Afghanistan : Des failles dans le contrôle des projets canadiens

Afghanistan - une guerre masquée



Kandahar - Sharif est débordé. Il travaille pour l'ACDI à Kandahar. Son boulot: vérifier les projets financés par le Canada.
Sa liste de projets à surveiller est vaste comme un océan, ses outils de travail minimalistes et son territoire immense - la province de Kandahar.
Il n'arrive pas au travail avec une liasse de documents, il n'a qu'un petit calepin sur lequel il griffonne des notes. Sharif est moniteur. Il a deux collègues qui font le même travail que lui. Tous Afghans. Chacun a une impressionnante liste de projets à vérifier.
L'ACDI se fie aux Afghans, car les civils canadiens ne peuvent sortir de la base militaire qu'accompagnés par des soldats. "L'arrivée d'une colonne de blindés risque de faire peur aux gens qui participent à un projet communautaire", explique la capitaine Johanne Blais.
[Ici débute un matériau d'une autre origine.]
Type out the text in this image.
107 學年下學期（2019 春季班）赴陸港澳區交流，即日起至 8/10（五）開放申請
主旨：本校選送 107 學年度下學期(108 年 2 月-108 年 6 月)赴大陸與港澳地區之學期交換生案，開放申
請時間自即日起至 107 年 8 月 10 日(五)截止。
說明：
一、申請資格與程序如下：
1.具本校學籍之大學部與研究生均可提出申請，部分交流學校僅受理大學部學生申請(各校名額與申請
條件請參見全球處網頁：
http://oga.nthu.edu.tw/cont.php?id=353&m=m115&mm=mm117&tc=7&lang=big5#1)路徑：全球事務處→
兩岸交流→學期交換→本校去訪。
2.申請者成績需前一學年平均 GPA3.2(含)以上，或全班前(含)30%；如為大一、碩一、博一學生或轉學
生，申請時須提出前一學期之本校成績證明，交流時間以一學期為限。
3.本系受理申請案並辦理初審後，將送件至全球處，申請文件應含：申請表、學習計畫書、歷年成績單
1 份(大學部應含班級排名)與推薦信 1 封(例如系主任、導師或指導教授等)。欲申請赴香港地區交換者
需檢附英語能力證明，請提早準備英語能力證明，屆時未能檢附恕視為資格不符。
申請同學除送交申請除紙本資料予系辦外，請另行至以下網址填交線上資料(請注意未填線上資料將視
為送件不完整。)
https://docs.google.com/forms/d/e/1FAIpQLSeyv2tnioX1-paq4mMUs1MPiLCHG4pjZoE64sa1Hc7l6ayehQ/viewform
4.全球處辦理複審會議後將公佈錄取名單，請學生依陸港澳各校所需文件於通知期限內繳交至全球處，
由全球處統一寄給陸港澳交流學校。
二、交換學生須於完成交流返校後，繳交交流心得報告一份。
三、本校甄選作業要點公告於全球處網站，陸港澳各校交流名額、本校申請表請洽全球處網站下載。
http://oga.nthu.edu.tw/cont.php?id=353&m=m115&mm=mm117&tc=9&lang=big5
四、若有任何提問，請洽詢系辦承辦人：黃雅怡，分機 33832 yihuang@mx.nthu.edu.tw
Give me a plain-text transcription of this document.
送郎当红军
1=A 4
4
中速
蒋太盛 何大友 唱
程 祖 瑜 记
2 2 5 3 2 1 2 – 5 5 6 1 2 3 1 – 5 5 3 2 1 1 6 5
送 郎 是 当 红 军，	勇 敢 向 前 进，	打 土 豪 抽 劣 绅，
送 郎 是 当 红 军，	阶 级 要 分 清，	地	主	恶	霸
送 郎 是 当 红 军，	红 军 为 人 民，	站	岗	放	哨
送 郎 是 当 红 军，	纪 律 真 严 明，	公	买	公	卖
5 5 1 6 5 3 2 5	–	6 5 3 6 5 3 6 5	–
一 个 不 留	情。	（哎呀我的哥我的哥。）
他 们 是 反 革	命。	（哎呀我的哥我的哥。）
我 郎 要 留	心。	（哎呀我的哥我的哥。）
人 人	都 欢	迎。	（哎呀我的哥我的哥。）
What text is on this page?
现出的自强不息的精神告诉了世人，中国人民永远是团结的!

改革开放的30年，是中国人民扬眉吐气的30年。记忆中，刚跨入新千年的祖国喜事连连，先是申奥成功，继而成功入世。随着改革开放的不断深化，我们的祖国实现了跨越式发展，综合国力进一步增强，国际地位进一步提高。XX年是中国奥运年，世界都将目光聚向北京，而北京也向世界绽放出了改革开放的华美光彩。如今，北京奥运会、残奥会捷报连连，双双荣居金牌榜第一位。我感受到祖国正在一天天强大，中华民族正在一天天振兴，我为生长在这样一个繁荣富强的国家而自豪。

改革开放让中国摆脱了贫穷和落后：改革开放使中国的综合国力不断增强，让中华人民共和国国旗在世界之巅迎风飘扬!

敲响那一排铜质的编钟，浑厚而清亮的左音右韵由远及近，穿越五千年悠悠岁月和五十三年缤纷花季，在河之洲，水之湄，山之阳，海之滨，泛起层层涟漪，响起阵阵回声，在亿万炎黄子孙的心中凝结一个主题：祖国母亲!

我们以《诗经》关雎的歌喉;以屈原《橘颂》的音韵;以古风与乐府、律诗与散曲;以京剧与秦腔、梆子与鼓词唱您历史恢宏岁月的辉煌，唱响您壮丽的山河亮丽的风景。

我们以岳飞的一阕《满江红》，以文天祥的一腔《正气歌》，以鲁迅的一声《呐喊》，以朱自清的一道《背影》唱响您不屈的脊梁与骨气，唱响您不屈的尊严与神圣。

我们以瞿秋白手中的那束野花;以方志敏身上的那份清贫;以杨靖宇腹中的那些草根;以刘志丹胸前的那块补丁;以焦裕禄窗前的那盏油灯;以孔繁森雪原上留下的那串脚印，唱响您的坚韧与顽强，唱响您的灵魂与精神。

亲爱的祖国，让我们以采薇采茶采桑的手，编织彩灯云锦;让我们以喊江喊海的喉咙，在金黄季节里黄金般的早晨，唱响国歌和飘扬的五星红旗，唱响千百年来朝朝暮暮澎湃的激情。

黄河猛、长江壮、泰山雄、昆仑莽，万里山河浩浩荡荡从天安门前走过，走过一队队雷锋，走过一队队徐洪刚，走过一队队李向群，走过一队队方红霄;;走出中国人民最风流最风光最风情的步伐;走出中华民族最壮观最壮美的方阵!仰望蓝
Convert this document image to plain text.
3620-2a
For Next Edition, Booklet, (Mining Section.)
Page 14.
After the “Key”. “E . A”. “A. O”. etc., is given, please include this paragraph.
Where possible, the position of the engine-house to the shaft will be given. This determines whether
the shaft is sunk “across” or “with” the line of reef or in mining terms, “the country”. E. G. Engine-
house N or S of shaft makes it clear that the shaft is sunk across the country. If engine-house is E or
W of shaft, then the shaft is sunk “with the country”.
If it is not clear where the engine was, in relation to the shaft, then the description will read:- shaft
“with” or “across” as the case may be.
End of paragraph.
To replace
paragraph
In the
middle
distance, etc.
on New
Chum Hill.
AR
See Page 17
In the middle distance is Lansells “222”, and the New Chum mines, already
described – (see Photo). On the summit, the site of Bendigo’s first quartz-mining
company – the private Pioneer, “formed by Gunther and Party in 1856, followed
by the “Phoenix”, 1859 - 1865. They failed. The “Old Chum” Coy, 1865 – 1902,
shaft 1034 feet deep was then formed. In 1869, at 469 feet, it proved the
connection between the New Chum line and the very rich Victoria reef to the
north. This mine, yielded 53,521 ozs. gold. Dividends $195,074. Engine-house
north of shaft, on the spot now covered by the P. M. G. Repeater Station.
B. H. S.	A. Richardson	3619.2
Les soldats, eux, vérifient les projets d'infrastructure. Quand ils passent dans une région, ils jettent un oeil sur les travaux. Rien de très élaboré. Comme les moniteurs afghans. Le Canada investira 39 millions dans la province de Kandahar en 2007. Visiblement, les trois moniteurs et les soldats ne peuvent pas tout vérifier.
La plupart des projets canadiens sont réalisés en collaboration avec des organismes internationaux, ONU, Croix-Rouge, UNICEF Même si le Canada se fie à ses partenaires, l'ACDI effectue ses propres vérifications. Avec les moyens du bord.
Il a fallu que je torde le bras de l'ACDI pour qu'ils me laissent parler à un moniteur. Sharif était nerveux, il n'aime pas être vu avec une Occidentale.
"Quand les talibans apprennent que tu travailles avec des étrangers, tu es un homme mort", dit-il. Il n'a jamais reçu de menaces directes. Lorsqu'il quitte Kandahar pour visiter un projet, il le fait le plus discrètement possible. Il saute dans un taxi, arrive à l'improviste, reste quelques heures, puis retourne en ville sans traîner.
Il travaille pour l'ACDI depuis sept mois. Avant, il bossait pour le Programme alimentaire mondial de l'ONU (PAM). "Il y avait davantage de sécurité", dit-il.
Lorsque j'ai rencontré Sharif, il "vérifiait" une classe d'alphabétisation à Kandahar. Pas très sorcier. Il a d'abord examiné la liste des présences, puis il a demandé aux femmes si elles étaient satisfaites de leurs cours et si elles avaient reçu la nourriture du PAM. Certaines ont ensuite écrit leur nom au tableau, histoire de montrer qu'elles avaient fait des progrès.
Bref, une vérification sommaire et bon enfant, plus proche du service à la clientèle que de l'enquête fouillée.
L'ACDI finance 174 classes d'alphabétisation, en collaboration avec l'UNICEF et le PAM. Sharif n'en vérifie que quelques-unes, car en plus de l'alphabétisation, il doit surveiller neuf autres chaudrons: le programme de déminage, la campagne de vaccination contre la polio, celle contre le tétanos, la distribution de matériel aux réfugiés, l'hôpital de Kandahar, etc.
"Nous avons trop de responsabilités, admet timidement Sharif. On ne fait que des vérifications rapides."
"Nous tendons l'oreille", explique de son côté le patron de l'ACDI à Kandahar, Ron Schatz. Trois moniteurs ne suffisent pas à la tâche. Ron Schatz le reconnaît et souhaite embaucher davantage de personnel.